Le projet, baptisé Peaceful Society Promotion Bill, devrait bénéficier à environ 6 000 personnes. Mais l’amendement sénatorial ferme la porte aux mineurs inculpés sous l’article 112, qui prévoit des peines de trois à quinze ans de prison. Pour l’opposition, c’est une amnistie « à deux vitesses » qui protège les anciens mouvements, dont certains royalistes radicaux, mais abandonne la jeunesse pro‑démocratie.
Des députés du People’s Party, comme Sasinan Thamnithinan, ont dénoncé une mesure « sélective et cruelle ». Elle rappelle que 20 jeunes sont poursuivis dans 24 affaires de lèse‑majesté pour des gestes aussi simples que des likes et des partages sur Facebook. Son collègue Parit Wacharasindhu a fustigé une « porte de la réconciliation fermée aux enfants », avertissant que plus on force cette porte, plus elle risque de « se briser ».

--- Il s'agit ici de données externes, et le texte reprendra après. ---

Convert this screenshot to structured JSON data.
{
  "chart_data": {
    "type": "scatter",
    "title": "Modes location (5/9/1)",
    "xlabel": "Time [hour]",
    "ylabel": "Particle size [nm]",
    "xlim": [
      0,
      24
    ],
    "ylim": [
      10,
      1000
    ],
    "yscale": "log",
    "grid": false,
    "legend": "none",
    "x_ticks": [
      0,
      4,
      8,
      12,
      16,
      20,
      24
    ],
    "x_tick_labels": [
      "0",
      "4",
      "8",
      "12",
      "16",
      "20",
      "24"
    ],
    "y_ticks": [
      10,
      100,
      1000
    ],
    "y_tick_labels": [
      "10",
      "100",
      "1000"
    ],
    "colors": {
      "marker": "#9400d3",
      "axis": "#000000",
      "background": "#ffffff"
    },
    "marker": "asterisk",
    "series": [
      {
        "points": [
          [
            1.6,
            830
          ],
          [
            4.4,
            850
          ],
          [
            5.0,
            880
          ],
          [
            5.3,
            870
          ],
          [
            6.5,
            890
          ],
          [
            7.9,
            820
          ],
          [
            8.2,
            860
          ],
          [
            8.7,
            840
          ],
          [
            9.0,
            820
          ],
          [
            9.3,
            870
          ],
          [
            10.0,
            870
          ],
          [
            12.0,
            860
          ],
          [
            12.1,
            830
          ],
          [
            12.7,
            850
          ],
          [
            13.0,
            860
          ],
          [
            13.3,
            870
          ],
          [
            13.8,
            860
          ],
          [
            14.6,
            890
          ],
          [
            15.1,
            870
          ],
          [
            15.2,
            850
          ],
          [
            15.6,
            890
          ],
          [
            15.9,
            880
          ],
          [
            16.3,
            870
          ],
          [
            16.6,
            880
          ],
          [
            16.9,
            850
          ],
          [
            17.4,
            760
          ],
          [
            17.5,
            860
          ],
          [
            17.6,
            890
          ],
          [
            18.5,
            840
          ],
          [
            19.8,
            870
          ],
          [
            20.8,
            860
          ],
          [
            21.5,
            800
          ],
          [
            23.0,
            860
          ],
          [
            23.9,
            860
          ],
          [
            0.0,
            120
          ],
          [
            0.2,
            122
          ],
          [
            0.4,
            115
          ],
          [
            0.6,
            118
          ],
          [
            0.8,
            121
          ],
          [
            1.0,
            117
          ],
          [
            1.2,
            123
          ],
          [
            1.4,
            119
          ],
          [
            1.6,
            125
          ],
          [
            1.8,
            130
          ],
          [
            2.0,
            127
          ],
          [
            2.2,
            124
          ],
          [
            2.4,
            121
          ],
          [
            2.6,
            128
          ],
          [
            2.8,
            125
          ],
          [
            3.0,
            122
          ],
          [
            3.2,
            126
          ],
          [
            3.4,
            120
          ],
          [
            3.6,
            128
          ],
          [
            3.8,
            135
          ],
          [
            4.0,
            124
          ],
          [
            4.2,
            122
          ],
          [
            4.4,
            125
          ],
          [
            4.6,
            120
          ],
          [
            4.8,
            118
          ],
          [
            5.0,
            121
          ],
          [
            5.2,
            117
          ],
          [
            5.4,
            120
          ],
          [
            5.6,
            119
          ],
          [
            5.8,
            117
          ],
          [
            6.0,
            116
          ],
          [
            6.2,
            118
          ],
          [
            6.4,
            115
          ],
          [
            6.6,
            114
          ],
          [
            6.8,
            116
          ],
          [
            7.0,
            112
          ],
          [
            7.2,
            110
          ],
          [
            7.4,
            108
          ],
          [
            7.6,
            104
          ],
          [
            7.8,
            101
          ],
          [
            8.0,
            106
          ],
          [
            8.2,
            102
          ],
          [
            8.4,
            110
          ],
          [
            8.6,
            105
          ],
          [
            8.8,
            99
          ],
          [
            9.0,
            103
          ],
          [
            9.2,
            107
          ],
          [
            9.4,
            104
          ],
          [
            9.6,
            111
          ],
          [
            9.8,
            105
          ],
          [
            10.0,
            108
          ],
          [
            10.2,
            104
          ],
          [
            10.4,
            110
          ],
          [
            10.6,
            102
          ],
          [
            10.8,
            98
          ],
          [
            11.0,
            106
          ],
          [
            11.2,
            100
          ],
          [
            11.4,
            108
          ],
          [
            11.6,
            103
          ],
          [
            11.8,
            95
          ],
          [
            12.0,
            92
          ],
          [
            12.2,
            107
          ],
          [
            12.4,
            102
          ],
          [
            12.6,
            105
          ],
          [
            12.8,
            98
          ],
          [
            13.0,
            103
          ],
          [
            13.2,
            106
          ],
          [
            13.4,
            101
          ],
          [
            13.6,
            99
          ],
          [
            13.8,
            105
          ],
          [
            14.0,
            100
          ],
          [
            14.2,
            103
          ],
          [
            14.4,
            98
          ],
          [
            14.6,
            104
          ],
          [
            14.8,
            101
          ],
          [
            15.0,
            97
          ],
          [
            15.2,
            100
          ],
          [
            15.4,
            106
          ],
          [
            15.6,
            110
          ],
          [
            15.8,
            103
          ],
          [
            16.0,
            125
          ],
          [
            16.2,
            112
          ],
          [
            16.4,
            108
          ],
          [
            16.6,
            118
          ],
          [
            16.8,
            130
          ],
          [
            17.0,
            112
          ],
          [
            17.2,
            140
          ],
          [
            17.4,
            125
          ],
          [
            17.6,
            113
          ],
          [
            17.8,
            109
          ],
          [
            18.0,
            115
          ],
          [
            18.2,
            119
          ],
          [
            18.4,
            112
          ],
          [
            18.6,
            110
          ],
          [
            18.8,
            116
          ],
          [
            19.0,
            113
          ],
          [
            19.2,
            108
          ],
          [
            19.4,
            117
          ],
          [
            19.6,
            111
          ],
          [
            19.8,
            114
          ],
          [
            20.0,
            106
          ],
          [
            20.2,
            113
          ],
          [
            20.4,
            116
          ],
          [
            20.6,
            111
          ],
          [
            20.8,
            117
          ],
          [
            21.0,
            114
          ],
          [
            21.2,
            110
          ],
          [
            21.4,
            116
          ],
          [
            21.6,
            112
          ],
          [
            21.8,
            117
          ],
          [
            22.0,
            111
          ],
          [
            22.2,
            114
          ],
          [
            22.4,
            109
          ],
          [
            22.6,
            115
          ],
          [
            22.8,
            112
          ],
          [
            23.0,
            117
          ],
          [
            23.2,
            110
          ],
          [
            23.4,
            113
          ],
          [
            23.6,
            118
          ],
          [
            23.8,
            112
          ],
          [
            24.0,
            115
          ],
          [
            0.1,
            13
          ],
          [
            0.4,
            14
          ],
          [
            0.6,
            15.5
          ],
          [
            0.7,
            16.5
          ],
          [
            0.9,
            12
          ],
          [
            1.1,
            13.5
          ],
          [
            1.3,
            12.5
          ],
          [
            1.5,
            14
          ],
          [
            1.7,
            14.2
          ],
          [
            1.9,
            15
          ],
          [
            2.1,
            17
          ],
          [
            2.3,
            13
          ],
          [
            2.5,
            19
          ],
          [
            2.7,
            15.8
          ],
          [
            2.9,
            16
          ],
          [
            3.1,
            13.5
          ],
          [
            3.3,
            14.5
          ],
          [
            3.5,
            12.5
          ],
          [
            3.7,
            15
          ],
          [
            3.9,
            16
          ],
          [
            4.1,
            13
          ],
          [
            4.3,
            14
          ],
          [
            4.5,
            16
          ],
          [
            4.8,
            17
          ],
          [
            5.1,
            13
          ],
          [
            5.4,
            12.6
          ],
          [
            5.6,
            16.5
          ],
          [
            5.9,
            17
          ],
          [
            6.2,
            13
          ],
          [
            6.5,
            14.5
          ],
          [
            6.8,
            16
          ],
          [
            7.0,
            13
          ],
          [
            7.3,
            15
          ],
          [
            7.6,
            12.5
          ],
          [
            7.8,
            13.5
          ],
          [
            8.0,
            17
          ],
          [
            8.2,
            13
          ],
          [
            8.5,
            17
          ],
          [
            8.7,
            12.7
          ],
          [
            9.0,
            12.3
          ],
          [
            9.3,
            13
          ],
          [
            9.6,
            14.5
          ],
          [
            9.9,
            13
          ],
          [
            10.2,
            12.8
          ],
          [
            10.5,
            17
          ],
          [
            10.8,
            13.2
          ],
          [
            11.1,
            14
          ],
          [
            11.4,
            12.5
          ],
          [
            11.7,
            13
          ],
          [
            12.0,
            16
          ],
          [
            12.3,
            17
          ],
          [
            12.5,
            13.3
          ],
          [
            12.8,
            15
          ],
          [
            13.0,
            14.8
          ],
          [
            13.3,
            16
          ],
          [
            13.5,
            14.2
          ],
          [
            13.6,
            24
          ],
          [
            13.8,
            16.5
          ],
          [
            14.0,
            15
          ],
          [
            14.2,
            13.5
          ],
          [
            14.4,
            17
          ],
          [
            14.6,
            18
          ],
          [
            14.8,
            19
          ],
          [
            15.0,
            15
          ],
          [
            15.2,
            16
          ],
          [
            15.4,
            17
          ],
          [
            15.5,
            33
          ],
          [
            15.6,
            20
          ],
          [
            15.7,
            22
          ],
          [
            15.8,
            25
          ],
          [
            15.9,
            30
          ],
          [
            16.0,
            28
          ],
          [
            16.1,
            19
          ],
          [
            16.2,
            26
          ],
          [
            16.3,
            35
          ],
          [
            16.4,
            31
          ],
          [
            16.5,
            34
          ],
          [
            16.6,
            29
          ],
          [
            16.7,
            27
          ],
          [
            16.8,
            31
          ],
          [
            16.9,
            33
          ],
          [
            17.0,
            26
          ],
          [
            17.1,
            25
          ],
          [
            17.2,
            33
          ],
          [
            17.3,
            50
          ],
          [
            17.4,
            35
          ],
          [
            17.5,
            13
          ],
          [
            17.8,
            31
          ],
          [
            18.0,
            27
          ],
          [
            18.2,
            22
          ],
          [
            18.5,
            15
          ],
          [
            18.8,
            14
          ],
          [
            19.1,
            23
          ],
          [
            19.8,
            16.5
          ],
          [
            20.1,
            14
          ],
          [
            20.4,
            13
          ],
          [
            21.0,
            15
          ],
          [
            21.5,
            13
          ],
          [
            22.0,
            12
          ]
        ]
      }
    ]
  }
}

À l’inverse, le parti Pheu Thai a défendu le compromis. Pour Thongtham Wechayachai, il vaut mieux avancer avec une loi imparfaite que bloquer tout le processus. « Un premier pas réel est plus précieux qu’un pas parfait qui n’arrive jamais », a‑t‑il plaidé. L’ancien leader rouge Jakrapob Penkair, de retour après 15 ans d’exil, a lui aussi soutenu le texte, le voyant comme une amorce de réconciliation civile, loin des amnisties imposées par les juntes.
Le débat a révélé des lignes de fracture. Abhisit Vejjajiva, chef du Parti démocrate et Premier ministre qui a ordonné le massacre de 2010 contre les Chemises rouges, a mis en garde contre des failles juridiques, notamment autour de l’élection sénatoriale truquée de 2024. D’autres élus ont critiqué l’inclusion d’infractions jugées sans rapport avec les manifestations, comme celles liées aux secrets d’État. À l’opposé, des figures conservatrices comme Boontawee Yomjinda ont salué l’exclusion des jeunes poursuivis sous l’article 112, y voyant une protection de la monarchie.
Au final, la Chambre a validé la version amendée, malgré les critiques d’une « amnistie sélective ». Les partisans y voient une étape pragmatique pour apaiser les tensions politiques, tandis que les opposants dénoncent un double standard qui laisse de côté une génération entière de militants et pourrait raviver la rancœur contre l’establishment, toujours tout puissant.